Details about baseball’s newly minted collective bargaining are still trickling out, and here’s a shitty one:
This might not seem like a big deal—why wouldn’t teams want to know as much as possible about the players they might draft? And, hey, it’s voluntary!—but such a program only serves the interests of team owners that want to have even more leverage when it comes to trying to cheap out on new draftees.
Teams have been after MRI results (which constitute private medical data!) of incoming amateurs (who don’t work for the team or for MLB!) for years now, and the reason they want them is so that they can point to structural irregularities revealed by the MRI while at the negotiating table. This is exactly what the Astros did when they tried to use a “significant abnormality” in the elbow of top pick Brady Aiken as a tool with which to dick Aiken out of a big chunk of his signing bonus. Under this new program, every top pitching prospect will be in danger of having his MRI results thrown in his face and used as a reason why he shouldn’t be paid what he’s worth.

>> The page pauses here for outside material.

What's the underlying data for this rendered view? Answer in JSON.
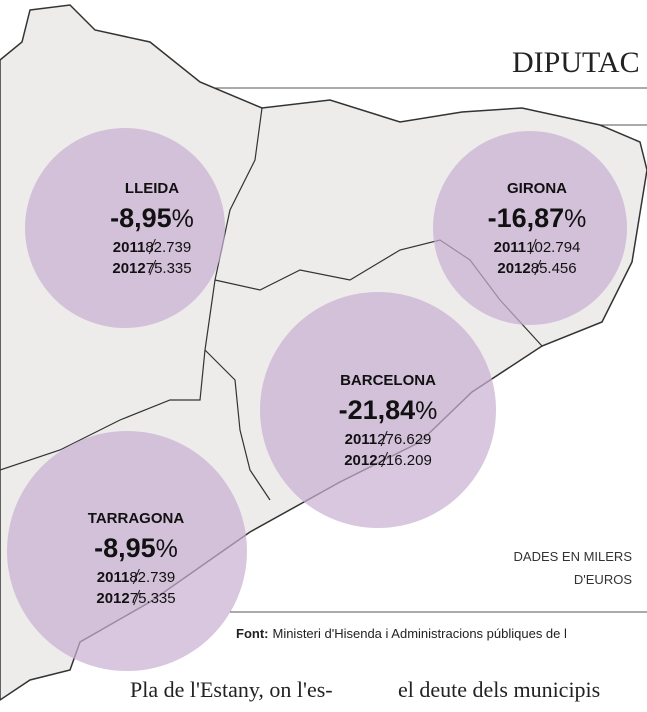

(And let’s dispense with the idea that this program will be at all voluntary. Any prospect who refuses to submit to it will surely be accused of trying to hide a serious injury, which will effectively give the team just as much leverage as an actual MRI result would have.)

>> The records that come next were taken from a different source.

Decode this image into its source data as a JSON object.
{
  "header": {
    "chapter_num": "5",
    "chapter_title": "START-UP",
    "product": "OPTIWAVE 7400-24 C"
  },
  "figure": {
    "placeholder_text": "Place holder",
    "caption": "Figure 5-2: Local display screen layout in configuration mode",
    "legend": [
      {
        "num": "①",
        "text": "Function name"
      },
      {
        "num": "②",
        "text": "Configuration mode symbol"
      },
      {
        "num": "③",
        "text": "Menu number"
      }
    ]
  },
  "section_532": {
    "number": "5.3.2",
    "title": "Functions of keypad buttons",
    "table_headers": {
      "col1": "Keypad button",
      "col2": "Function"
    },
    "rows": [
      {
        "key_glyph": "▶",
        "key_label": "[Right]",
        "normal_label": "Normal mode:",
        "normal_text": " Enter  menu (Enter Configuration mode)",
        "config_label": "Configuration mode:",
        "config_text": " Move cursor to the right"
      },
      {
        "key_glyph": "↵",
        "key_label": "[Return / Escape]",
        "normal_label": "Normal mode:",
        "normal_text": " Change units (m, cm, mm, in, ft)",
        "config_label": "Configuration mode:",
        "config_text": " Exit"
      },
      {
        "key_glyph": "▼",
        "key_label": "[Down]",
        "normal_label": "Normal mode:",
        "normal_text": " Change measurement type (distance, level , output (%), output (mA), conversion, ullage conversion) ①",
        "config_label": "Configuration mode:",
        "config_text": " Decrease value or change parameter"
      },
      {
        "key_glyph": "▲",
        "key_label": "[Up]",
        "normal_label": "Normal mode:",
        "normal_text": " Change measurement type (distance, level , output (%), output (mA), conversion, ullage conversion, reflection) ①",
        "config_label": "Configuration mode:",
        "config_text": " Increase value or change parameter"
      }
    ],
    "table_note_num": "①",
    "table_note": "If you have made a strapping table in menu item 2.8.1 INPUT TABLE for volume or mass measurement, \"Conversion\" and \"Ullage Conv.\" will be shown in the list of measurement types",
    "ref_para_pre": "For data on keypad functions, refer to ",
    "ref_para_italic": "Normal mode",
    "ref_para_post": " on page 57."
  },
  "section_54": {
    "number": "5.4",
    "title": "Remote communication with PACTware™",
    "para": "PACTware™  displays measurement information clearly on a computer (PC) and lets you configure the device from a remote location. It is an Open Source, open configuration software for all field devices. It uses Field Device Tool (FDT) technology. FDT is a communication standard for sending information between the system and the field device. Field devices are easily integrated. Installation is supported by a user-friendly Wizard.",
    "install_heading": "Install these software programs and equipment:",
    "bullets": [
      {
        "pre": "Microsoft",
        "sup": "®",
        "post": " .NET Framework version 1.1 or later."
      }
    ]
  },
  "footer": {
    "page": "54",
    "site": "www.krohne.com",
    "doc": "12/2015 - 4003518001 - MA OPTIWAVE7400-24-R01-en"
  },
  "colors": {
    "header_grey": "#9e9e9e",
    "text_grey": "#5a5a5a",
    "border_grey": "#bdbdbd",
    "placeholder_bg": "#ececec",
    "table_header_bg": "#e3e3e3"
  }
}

The other problem here is that MRI scans don’t exactly provide concrete information, but rather images that are subject to the interpretation of whatever doctor is looking at them. Anyone who has spent their high school and college years throwing off a mound is all but guaranteed to have some structural damage in his elbow and shoulder, and a lot of perfectly healthy future big-league pitchers are in line for smaller paydays.